Yeah, from Technotronic.
J: Well Ya Kid K is now known as A$AP Rocky, I don't know if you know that.
Wow. I did not know that. What are your plans for when this album comes out? Do you just sit back and watch the money roll in?
K: The money has already rolled in, you know what I'm saying?
J: When the album comes out we have to start counting the money. The problem is that we have to pay people to count the money. It's really confusing, because we can't really budget how much we have to pay these motherfuckers to count our money, until they've counted the money.
K: When they start counting the money, that's when counting the money gets serious. Because counting money, is counting money. And you've been to the bank before, they're very serious in the bank. Because they're counting that money.
J: Because of the financial arrangement we have with the money counters, we have had to set up a Fritzl-style basement situation, to keep them motivated to work.
I can understand that.
J: I'm just going to put this out, and this is an exclusive - if you sell this on we'll sue you - when we removed Jimmy Saville's gravestone the other night, we actually took that down into our Fritzl-style basement where we keep our money counters, and showed them, and smashed it up in front of them. We said "Your whole life could go the same as Jimmy. He thought he'd got away with it. But we'll come back for you. Even in the grave". So, you know, that helped to motivate the money counting.
Did you guys have much to do with the downfall of the late Jimmy Savile? I mean, you moved in similar circles...
J: Hold up, I don't know if we can respond to that. We moved in the same circles? I might have to talk to my lawyer about that. You know what, I'm not going to say that we did, but also, I'm not going to say that we didn't. It was crazy times. The seventies was a crazy time. Certain things happened.
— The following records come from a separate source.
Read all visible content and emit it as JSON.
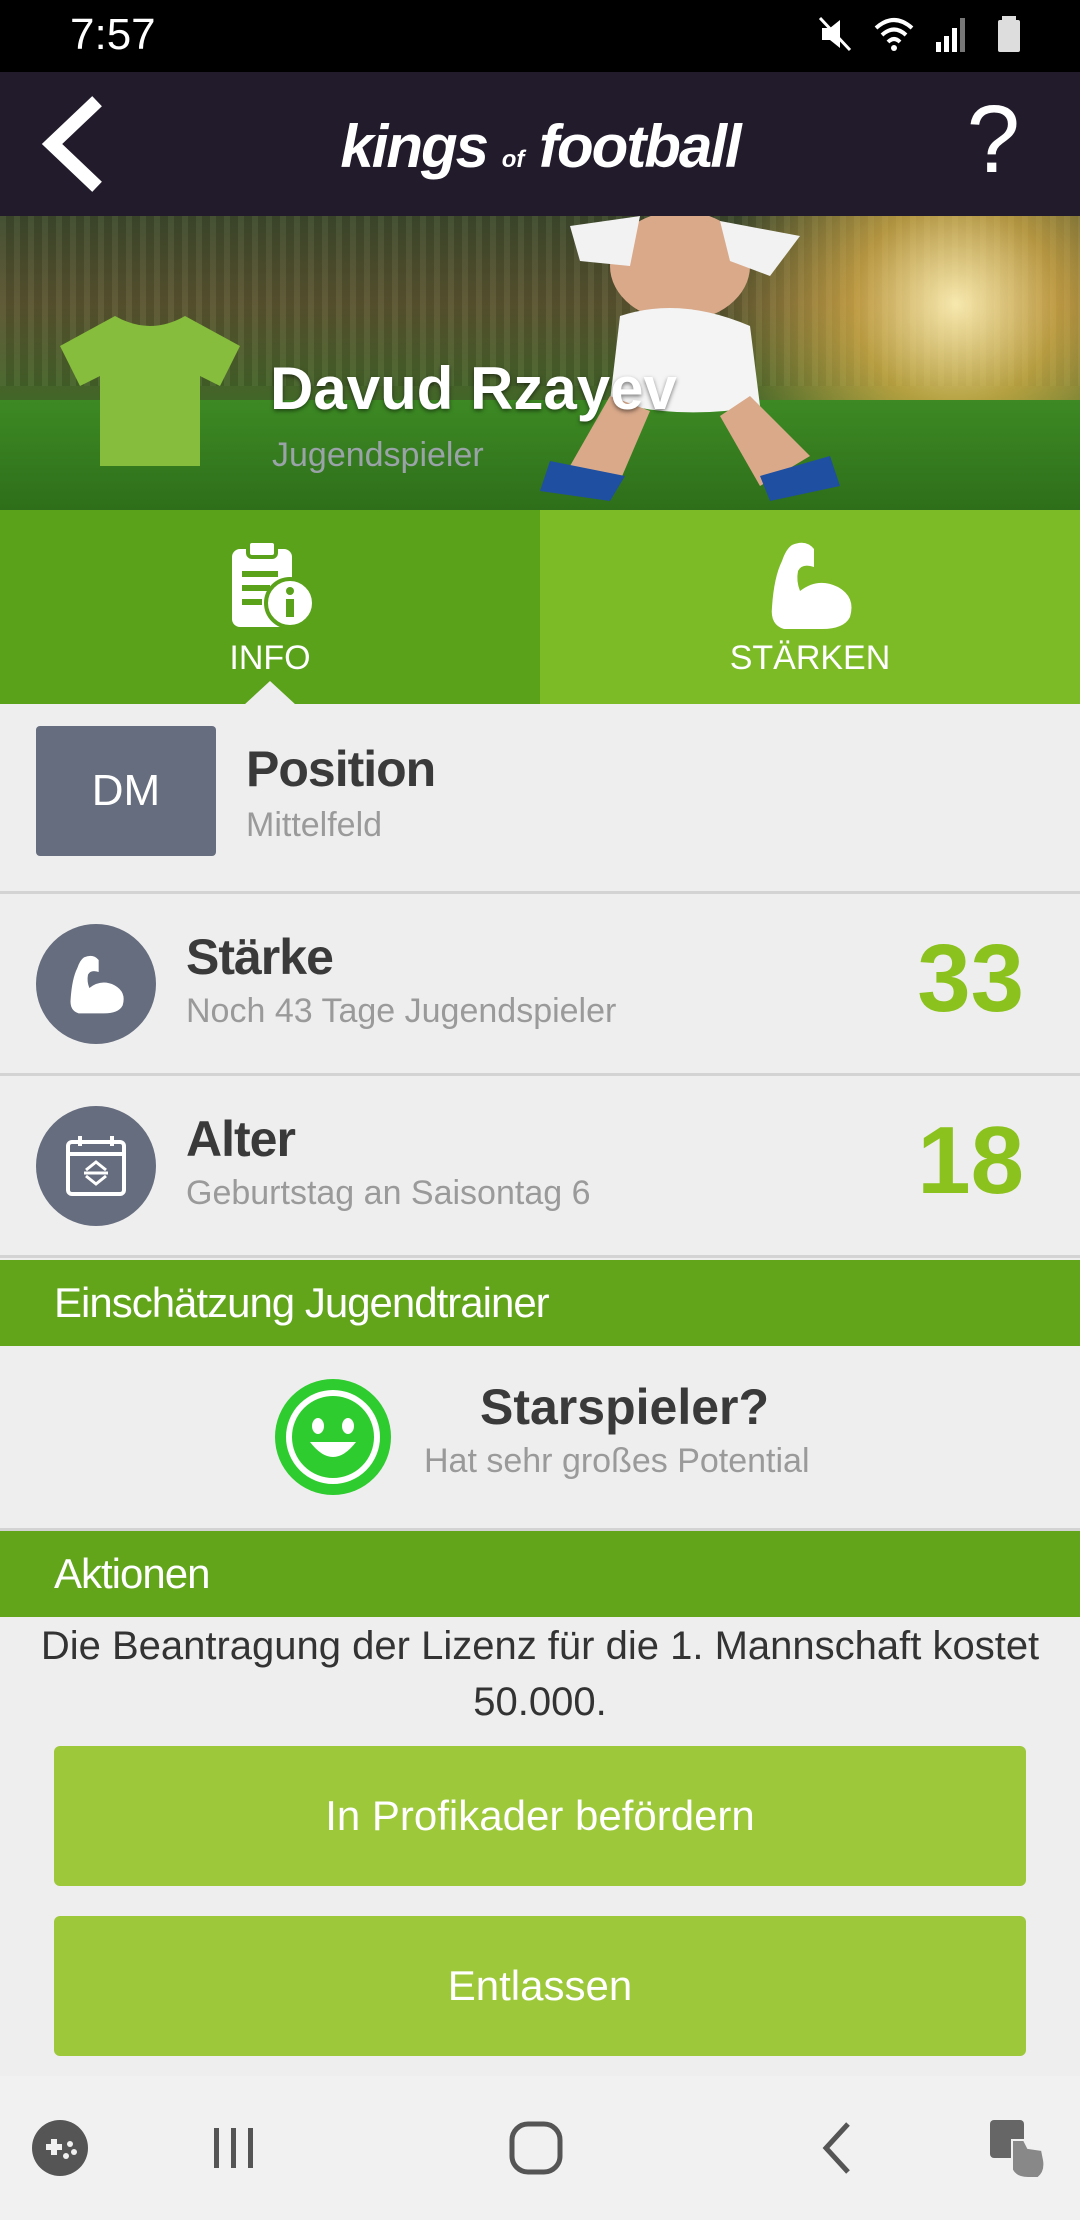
{
  "status_bar": {
    "time": "7:57"
  },
  "header": {
    "brand_main": "kings",
    "brand_of": "of",
    "brand_end": "football",
    "help": "?"
  },
  "player": {
    "name": "Davud Rzayev",
    "role": "Jugendspieler"
  },
  "tabs": [
    {
      "label": "INFO",
      "active": true
    },
    {
      "label": "STÄRKEN",
      "active": false
    }
  ],
  "position": {
    "badge": "DM",
    "title": "Position",
    "value": "Mittelfeld"
  },
  "strength": {
    "title": "Stärke",
    "subtitle": "Noch 43 Tage Jugendspieler",
    "value": "33"
  },
  "age": {
    "title": "Alter",
    "subtitle": "Geburtstag an Saisontag 6",
    "value": "18"
  },
  "assessment": {
    "heading": "Einschätzung Jugendtrainer",
    "title": "Starspieler?",
    "subtitle": "Hat sehr großes Potential"
  },
  "actions": {
    "heading": "Aktionen",
    "note": "Die Beantragung der Lizenz für die 1. Mannschaft kostet 50.000.",
    "promote_label": "In Profikader befördern",
    "release_label": "Entlassen"
  },
  "colors": {
    "accent": "#62a51b",
    "accent_light": "#8bc21d",
    "button": "#9dc83a",
    "header_bg": "#221b2b",
    "badge_bg": "#666d7e"
  }
}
We weren't aware of everything Jimmy was doing at the time.
So it just didn't seem wrong at the time?
J: You know what, I never saw Jimmy in those kind of scenarios. We only ever went out tracksuit shopping, or for a little bit of jewellery. We'd argue a lot of the time, because what me and Jimmy had to do, we'd ring each other before a night out, and say "You're not wearing that tracksuit, are you?" because we'd always buy matching tracksuits.
K: Listen, Jehst always thought he was cool. I always thought he had a problem.
J: That's because he touched you.
K: I always kept my trousers on.
J: He touched you through your trousers. That's what I heard.
K: I wore a pair of boxer shorts, a pair of tracksuit bottoms, and a pair of jeans. And a chastity belt. Over the top of all of that. And a condom.
J: You did wear all of that protective clothing, but then to put a thong on over the top? I think you maybe gave him the wrong impression, and the chastity belt did look a lot like a red codpiece. You look a lot like Cameo! And I've never seen you both in the same place at the same time. That's an exclusive. 'Kashmere and Cameo never seen in same place at same time - YOU work it out'.